I went to France with a friend of mine who was a wine importer and we went around France tasting all kinds of different wines from different regions. We got down to the Loire Valley to see Marc Ollivier, who is like the rockstar of the Loire Valley in winemaking. So I introduced myself, “Steve Mitchell, potier,” and he responded, “Potier!? My great, great grandpa potier!” And he runs out of this beautiful stone and walnut cellar into this huge mansion and he comes back down with this roughly hand-shaped crachoir, or spittoon. And he goes, “You make?” and I say, “Yeah, I can make!” So I came back home and made like a hundred of them, large and small. I’ve actually sold a bunch. I have a friend who went to Gascony, France and there was one of my crachoirs sitting on the bar; he took a picture of it and sent it to me. So I have them all over. I have a lot of them in Washington and Oregon because there are a lot of winemakers there. It’s a piece that I make that not many people really know much about.
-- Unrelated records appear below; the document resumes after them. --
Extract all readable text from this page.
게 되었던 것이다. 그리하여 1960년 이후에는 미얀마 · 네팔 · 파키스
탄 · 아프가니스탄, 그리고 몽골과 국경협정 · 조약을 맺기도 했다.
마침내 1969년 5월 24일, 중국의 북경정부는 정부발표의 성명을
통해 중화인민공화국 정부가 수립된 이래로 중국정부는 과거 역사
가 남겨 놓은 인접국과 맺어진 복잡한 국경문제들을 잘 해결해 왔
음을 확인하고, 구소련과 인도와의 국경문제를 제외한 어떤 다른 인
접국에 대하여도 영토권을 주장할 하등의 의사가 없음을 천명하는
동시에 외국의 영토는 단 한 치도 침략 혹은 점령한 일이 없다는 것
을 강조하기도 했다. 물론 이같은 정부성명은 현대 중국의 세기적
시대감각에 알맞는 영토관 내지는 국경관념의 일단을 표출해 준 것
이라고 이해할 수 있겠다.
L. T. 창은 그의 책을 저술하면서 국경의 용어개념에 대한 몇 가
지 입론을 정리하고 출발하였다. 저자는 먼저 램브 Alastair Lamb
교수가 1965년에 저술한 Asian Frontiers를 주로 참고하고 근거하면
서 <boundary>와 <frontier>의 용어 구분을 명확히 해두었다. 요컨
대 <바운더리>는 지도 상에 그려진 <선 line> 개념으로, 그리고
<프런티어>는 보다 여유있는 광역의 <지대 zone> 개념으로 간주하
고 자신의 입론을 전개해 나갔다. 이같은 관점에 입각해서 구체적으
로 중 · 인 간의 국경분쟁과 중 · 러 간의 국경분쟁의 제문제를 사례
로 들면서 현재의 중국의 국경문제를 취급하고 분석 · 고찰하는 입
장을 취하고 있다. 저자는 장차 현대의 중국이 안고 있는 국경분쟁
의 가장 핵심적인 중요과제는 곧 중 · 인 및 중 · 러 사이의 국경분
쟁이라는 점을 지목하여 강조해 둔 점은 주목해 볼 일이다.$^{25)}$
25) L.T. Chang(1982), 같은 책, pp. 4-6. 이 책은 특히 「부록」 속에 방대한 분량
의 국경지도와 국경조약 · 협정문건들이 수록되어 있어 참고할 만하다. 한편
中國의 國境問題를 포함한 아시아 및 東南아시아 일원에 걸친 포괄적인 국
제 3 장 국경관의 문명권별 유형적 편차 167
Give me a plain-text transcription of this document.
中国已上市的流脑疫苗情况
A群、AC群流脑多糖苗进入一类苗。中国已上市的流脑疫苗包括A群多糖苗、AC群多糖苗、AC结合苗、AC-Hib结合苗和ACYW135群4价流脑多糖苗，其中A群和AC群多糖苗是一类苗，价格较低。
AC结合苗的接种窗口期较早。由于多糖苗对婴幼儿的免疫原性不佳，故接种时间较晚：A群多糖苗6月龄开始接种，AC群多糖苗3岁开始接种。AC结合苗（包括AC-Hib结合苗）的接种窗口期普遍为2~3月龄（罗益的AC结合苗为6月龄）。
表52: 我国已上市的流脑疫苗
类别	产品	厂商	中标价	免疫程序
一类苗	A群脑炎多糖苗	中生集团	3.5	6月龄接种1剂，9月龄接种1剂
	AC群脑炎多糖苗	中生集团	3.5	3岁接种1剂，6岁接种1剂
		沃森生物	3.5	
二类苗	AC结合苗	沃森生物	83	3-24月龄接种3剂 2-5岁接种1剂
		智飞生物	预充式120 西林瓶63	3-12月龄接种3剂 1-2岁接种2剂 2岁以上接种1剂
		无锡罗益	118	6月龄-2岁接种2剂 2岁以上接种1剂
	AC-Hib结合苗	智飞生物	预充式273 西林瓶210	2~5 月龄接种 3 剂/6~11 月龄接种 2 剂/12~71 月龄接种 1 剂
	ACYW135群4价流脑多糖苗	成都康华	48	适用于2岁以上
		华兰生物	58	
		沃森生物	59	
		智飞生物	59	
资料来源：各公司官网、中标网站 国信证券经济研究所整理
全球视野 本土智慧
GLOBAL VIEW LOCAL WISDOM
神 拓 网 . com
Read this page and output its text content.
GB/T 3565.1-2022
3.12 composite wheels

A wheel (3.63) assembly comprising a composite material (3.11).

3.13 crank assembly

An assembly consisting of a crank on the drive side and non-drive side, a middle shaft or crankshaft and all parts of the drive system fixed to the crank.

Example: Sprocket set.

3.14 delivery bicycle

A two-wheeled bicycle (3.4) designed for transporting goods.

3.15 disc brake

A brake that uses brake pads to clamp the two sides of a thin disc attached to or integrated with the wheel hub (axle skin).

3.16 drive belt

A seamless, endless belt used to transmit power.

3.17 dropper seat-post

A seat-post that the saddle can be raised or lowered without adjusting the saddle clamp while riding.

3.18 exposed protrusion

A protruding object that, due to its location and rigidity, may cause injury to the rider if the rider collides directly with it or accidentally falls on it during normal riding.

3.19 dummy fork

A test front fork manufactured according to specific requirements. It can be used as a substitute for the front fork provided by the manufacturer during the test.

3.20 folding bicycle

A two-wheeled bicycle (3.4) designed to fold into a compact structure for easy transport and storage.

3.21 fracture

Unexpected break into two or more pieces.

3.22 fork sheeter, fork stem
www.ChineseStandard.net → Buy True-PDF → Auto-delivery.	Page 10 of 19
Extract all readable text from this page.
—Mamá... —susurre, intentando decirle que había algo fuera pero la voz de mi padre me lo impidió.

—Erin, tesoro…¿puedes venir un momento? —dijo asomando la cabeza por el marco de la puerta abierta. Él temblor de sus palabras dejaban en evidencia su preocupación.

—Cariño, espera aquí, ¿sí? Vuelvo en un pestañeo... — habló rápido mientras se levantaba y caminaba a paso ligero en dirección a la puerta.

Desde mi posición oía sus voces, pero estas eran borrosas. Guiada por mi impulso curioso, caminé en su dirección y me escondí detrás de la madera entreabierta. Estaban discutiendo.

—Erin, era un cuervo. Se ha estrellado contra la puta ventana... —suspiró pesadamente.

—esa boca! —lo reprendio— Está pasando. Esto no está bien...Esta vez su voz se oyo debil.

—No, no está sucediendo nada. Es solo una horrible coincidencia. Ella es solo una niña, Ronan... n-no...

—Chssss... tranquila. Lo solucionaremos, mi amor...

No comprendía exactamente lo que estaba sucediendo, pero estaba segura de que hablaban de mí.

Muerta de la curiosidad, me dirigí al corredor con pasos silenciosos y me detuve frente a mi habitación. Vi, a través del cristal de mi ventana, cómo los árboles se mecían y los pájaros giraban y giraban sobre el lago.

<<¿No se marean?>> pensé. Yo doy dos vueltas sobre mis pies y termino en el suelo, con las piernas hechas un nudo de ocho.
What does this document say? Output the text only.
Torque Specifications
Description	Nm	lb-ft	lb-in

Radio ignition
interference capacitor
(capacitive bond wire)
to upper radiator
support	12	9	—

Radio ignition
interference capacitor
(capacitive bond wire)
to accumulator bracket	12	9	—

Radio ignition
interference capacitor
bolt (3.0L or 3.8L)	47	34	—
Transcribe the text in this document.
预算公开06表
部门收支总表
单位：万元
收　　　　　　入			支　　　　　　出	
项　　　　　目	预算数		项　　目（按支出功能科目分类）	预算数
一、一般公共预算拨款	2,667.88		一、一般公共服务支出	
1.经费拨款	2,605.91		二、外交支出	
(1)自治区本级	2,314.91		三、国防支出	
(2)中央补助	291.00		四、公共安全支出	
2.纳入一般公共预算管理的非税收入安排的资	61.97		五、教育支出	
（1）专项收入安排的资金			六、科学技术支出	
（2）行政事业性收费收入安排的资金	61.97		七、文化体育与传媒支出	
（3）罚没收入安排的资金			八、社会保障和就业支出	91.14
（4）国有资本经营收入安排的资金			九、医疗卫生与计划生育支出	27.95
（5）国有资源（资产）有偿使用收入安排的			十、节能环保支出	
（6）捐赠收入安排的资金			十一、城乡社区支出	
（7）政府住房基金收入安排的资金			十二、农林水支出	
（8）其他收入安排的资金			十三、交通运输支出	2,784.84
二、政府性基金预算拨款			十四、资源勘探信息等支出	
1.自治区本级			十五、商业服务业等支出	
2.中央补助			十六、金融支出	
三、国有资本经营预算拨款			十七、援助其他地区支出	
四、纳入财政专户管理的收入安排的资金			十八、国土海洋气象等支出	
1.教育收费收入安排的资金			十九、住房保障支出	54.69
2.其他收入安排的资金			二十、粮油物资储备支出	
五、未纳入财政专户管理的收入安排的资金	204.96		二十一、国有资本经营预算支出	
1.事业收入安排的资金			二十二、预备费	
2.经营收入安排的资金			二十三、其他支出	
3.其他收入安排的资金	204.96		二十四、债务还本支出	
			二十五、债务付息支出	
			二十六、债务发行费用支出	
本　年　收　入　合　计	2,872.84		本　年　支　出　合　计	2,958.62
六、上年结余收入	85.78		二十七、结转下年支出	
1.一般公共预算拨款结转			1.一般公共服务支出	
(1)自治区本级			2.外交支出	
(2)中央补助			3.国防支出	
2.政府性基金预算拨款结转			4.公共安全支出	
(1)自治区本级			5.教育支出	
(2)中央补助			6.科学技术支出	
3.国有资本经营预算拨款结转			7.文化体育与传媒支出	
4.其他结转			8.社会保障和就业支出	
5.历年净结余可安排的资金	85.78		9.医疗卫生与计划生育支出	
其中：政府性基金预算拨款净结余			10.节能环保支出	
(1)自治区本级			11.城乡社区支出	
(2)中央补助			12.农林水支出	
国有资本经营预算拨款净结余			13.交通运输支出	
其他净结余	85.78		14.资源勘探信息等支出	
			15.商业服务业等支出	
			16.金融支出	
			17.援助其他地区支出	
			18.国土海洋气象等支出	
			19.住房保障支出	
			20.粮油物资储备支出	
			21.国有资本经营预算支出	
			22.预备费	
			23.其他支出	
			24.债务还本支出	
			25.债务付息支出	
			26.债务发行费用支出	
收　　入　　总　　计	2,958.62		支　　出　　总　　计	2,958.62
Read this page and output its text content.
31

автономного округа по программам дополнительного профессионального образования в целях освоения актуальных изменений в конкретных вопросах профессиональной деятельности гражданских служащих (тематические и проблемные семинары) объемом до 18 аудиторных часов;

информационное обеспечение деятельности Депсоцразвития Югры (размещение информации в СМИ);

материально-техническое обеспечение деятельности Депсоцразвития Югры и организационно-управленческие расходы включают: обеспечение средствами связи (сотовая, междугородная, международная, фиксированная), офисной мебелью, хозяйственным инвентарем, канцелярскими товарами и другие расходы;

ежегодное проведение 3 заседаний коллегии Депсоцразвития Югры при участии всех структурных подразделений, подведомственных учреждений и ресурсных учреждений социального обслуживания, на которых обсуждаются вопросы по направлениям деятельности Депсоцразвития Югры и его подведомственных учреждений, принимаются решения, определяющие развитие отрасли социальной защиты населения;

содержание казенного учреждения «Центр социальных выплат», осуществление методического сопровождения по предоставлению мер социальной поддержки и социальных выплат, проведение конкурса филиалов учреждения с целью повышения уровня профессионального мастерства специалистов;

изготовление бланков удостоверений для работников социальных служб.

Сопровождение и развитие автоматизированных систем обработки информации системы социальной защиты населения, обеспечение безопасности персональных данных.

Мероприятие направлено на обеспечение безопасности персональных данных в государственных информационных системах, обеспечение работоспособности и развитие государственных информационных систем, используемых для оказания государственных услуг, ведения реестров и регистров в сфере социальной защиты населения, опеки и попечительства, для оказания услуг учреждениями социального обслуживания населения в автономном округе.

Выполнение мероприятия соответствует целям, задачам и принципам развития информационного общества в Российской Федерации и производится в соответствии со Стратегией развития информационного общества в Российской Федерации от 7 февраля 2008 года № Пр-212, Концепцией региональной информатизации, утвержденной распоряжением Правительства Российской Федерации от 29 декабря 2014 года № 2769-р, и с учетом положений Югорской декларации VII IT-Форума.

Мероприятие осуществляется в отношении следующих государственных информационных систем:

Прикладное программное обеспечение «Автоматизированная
EMILY: Tell me about your wood firing kiln.
STEVE: I was renting a kiln and fired it about ten times, at the average cost of a thousand bucks a pop, and I thought, “You know what? I can go home and build one.” The bricks are 8lbs a piece and there are probably about 6,000 of them. The first chamber is the initial woodburning chamber and the middle one is the first lair chamber. You stack ware all the way up to the ceiling and then brick it up to close it off. The third chamber is the salt chamber. Salt eats into the firebrick and gives them this finite life; that’s why I was paying to use that other kiln, because you’re literally wearing it out as you’re firing. I researched this for two years before I built it; I made hundreds of drawings. There are places where I mortared, but most of it is just dry-stacked.
My kiln will hold about 350 pots, but with the larger sizes I make it will hold about 80 per chamber. I throw pretty fast; I’ll spend 6 weeks throwing and making all of the pots I’m going to make and I’ll spend another month glazing them and getting them ready for the kiln. Then I’ll spend another month splitting wood. In one week I’ll load the kiln, seal up all the doors, get everything cleaned up and ready, and then I have a crew of guys that also fire pots in here come in to help. We’ll fire it all over a two-day period. A lot of wood firings take about three days. We do 8-hour shifts and rotate. You’re up most of that time, but if you get a reliable crew who knows what they’re doing you can go to sleep for a few hours, maybe four or five at a time. It takes a lot of work; some people just don’t know.
EMILY: Where can people find your work or how can they reach you?
STEVE: My website is www.stevemitchellpottery.com and people are welcome to contact me to come by the studio and gallery.
Some Helpful Ceramics Terminology
- Cone: Usually simply referred to as cones, pyrometric cones are used to measure the effect of the kiln’s atmosphere on the glazes being fired. Cones are made up of refractories, such as silica, and melting agents; each type of cone is carefully formulated and manufactured for accuracy. Rather than talking about temperature, potters almost always refer to the cone a pot is fired to. Cone numbers go from cone 022 to cone 14, with numbers beginning with a zero being of lower temperature than those without. (via about.com)
- Frit: A glaze material which is derived from flux and silica which are melted together and reground into a fine powder.
- Glaze: A thin coating of glass. An impervious silicate coating, which is developed in clay ware by the fusion under heat of inorganic materials.
- Kiln: A furnace of refractory clay bricks for firing pottery and for fusing glass.
- Slip: Clay mixed with water with a thick consistency. Used in casting and decoration.